After he became a widower, Danton joined the Senior Citizens Center and enjoyed many of its social programs for seniors. He played bridge there every afternoon except Thursday, when he visited patients in the Louis Johnson Veterans Administration Hospital. He was a hospital volunteer for 20 years and logged over 2000 hours in that capacity.
Danton was extremely proud of his French heritage and was quick to tell you the foods he liked because “that’s what French people eat.” The foods he liked, of course, were the ones his mother prepared for him as a growing boy. He always said that what he missed most about his childhood were the wonderful fragrances that came from his mother’s kitchen: the odor of wild game or domestic rabbit simmering in a dry red wine; leeks sautéing in butter for vichyssoise; onions, garlic, thyme, and bay leaf added to turtle soup, pâté, leg of lamb, veal chops, pork loin, and beef stews. With the aid of his friend and domestic helper, Mrs. Becky Betler, he continued to bake galettes, mostly because he loved to smell them baking.
I have been in awe of this wonderful relative of mine for many years and am most impressed with his attitude of gratitude. He always seemed to be content with and grateful for whatever he had and never hesitated to express his thanks for everything.
One of his character traits that I respected most was his equal treatment of and respect for everyone. He always showed the same respect and kindness to the cleaning lady he sat beside on the city bus, as the brilliant medical minds who treated him when he was hospitalized about 10 years ago for a broken hip. To Danton’s mind, no one was of greater importance because of his station in life.
Danton was always very independent. He would never ask anyone to do anything for him that he could do for himself, even when it became difficult for him to do some things because of stiff joints and the natural impairments of old age. When I chided him because I found him waiting for the city bus to go to the hospital to have a cataract removed, he simply replied, “But, honey, the bus stops right across the street.” It took some doing on my part to persuade him to get into my car and be driven to the hospital, even though he was 96 at the time.

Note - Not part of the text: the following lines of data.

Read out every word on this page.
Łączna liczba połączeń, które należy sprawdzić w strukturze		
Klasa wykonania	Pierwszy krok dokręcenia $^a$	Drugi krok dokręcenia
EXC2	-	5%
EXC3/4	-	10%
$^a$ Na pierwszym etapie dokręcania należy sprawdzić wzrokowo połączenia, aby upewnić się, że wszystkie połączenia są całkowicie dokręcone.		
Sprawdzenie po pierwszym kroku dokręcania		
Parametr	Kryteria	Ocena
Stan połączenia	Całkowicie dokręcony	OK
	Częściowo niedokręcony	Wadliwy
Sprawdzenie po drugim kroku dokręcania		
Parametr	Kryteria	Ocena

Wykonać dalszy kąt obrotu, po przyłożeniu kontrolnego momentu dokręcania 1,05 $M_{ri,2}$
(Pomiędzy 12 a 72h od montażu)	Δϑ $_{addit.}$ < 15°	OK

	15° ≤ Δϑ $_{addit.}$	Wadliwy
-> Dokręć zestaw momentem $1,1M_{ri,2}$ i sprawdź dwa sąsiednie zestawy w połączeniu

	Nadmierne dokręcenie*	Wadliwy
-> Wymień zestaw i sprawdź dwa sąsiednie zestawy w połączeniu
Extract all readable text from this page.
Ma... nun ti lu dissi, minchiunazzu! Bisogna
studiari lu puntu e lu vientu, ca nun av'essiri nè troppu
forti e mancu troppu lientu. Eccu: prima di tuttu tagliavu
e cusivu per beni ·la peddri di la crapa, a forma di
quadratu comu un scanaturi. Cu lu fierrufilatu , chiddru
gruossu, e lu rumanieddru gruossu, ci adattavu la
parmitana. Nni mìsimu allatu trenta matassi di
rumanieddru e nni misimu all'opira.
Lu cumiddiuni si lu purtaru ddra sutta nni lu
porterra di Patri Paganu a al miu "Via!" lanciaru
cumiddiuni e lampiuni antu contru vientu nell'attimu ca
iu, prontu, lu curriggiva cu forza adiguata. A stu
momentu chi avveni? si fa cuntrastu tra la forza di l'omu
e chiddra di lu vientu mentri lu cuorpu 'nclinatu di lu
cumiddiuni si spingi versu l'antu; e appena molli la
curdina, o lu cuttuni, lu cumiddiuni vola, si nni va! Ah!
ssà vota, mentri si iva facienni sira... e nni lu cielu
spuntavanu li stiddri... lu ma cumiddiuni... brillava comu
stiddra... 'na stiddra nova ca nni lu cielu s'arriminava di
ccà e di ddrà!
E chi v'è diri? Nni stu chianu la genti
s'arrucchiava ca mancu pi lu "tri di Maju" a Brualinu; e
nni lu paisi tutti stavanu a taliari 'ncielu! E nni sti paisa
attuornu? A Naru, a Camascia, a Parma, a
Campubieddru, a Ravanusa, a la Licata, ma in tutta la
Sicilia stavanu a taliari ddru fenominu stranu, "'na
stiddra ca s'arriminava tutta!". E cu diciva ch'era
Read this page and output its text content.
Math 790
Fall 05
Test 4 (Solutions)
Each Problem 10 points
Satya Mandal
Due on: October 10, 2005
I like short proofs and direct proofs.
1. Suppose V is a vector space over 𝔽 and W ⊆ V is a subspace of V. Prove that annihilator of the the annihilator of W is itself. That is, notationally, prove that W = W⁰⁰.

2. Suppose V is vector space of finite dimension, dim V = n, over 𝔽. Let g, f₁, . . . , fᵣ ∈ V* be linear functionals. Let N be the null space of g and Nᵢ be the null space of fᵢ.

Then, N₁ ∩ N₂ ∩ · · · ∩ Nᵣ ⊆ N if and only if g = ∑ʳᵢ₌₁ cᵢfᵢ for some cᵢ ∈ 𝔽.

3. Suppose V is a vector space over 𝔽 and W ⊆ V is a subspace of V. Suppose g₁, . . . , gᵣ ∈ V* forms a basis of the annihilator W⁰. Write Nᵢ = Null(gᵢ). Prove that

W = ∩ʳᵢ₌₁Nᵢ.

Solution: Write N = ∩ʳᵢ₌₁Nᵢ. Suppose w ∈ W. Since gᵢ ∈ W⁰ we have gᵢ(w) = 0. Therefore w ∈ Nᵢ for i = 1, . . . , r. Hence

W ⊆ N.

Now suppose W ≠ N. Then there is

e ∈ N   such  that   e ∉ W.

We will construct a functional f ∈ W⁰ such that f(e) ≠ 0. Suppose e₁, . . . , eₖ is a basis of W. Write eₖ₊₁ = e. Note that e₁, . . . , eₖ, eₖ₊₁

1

Periodically, I interviewed him and tried to get him to share his wisdom and the secret of his health, mental, as well as physical. When I asked him what advice he would give young people, he said immediately, “Be honest”. “If you don’t know something, don’t hesitate to say so.” “Tell it like it is.”
It seems to me that Julien was right to name his 4th child Danton. For he truly was endowed with all the positive character traits of the great General Georges Danton, and then some.